If anyone comes to me and says, “Guruji, I surrender myself to you,” I would say, “There is the door, go away. You do not know what you are talking about.” But have some affection and develop that into love, and when you have developed that mental, spiritual compatibility, you automatically become surrendered.

It is not you that surrender only. It is a two-way street. As much as you surrender yourself, after studying your guru’s teachings, after developing the love and the devotion, it is not only you that surrender. Because of your love and devotion, your guru surrenders to you ten times more. For whom is a guru in any case? He is a crazy idiot. He thrives on your love. He gives love and love and loves all the time, but he thrives on how much you pick up of the love he gives you, and that makes him thrive more and more in giving more and more love, because his well is never, never empty.
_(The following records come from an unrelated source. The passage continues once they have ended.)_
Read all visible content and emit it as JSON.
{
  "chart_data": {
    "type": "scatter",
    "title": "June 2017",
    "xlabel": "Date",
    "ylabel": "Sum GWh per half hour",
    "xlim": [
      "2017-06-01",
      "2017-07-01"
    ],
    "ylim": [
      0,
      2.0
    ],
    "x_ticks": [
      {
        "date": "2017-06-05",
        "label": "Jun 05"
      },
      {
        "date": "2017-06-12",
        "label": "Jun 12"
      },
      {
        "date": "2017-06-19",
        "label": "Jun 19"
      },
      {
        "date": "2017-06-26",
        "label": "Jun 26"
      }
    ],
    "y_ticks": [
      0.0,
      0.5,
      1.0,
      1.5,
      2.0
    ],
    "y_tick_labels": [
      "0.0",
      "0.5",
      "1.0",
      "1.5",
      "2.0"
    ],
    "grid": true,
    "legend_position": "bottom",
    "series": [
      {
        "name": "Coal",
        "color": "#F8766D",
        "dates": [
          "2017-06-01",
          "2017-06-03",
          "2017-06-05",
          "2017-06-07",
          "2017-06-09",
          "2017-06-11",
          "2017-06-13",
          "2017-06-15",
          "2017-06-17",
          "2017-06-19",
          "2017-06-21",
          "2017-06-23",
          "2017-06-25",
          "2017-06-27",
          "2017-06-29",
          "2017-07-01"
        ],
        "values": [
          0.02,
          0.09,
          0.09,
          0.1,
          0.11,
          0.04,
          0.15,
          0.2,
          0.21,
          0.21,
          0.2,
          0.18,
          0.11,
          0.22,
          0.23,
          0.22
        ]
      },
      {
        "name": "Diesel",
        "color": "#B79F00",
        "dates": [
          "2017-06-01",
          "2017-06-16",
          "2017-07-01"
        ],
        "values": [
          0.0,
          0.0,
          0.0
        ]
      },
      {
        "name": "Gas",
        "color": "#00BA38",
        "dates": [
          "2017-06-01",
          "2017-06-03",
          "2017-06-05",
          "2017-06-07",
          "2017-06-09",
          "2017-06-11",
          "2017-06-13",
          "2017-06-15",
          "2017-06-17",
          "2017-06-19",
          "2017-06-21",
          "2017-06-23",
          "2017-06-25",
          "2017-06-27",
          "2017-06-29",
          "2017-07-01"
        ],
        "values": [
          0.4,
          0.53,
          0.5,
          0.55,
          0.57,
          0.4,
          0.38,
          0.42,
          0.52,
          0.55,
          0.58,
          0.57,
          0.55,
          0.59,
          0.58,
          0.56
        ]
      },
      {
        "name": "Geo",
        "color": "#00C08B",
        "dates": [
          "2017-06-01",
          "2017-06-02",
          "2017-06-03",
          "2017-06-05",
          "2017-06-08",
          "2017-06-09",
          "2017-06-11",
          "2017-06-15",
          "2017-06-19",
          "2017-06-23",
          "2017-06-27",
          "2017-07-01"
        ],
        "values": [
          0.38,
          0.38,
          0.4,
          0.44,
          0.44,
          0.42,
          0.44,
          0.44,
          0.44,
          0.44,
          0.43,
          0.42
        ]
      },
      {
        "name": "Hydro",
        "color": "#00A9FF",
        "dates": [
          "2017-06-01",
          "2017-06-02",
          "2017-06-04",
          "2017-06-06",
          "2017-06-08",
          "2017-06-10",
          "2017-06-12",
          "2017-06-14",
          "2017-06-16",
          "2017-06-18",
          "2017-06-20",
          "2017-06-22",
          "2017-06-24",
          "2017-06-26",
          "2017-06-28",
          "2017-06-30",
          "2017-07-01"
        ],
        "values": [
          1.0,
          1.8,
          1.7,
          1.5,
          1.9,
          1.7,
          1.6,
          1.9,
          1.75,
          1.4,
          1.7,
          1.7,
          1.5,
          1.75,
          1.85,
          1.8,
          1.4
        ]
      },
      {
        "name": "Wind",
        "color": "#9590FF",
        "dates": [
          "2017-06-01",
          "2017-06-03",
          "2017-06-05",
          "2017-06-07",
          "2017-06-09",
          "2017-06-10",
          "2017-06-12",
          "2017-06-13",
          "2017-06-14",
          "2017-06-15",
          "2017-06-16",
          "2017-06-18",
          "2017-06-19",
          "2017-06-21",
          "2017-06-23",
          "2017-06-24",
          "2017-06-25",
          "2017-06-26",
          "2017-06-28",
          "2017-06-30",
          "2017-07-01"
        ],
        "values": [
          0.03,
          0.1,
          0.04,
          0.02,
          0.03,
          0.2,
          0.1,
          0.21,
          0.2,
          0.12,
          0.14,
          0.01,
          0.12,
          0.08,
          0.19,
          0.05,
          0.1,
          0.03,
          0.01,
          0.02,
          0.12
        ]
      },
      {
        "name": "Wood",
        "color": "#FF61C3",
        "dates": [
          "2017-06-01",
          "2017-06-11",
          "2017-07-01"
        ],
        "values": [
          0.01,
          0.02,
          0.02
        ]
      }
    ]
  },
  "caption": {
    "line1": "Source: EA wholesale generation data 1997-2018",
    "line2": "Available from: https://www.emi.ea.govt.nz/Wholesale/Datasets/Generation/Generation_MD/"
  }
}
There is a spring there in the well, and the more you draw from it, the more the spring sends forth water into the well, keeping it filled all the time. The guru’s love is there and takes as much as you want of it, but the well will never become empty. That is the love of the guru. The love of the chela is how much you can take of it. You bring a small bucket, and you pull up a small bit of water. Take a large bucket, and you will pick up a lot more water. But draw the water, the well never dries up, it is infinite.

That spring there emanates from Divinity, and as Divinity is always full, His well can never remain empty. It is there. Draw, draw, draw the water. It will never make the well empty. Yet some people, like fish in the well, they die of thirst, and yet all the water is there. It is not the fault of the well. It is the fault of the fish that does not want to drink or does not know how to drink. Yet there comes a time when the well pulls the fish into its bosom and forces water down its pallet so that the fish will survive, will overcome all his mental turmoil and live, and not die of thirst.

You start from a certain kind of affectation to affection, to devotion. From devotion, you automatically surrender, not to the guru, but to the higher power that you recognize is within the guru, and the higher power surrenders to you. You give one and that higher force returns it tenfold. That is the whole story.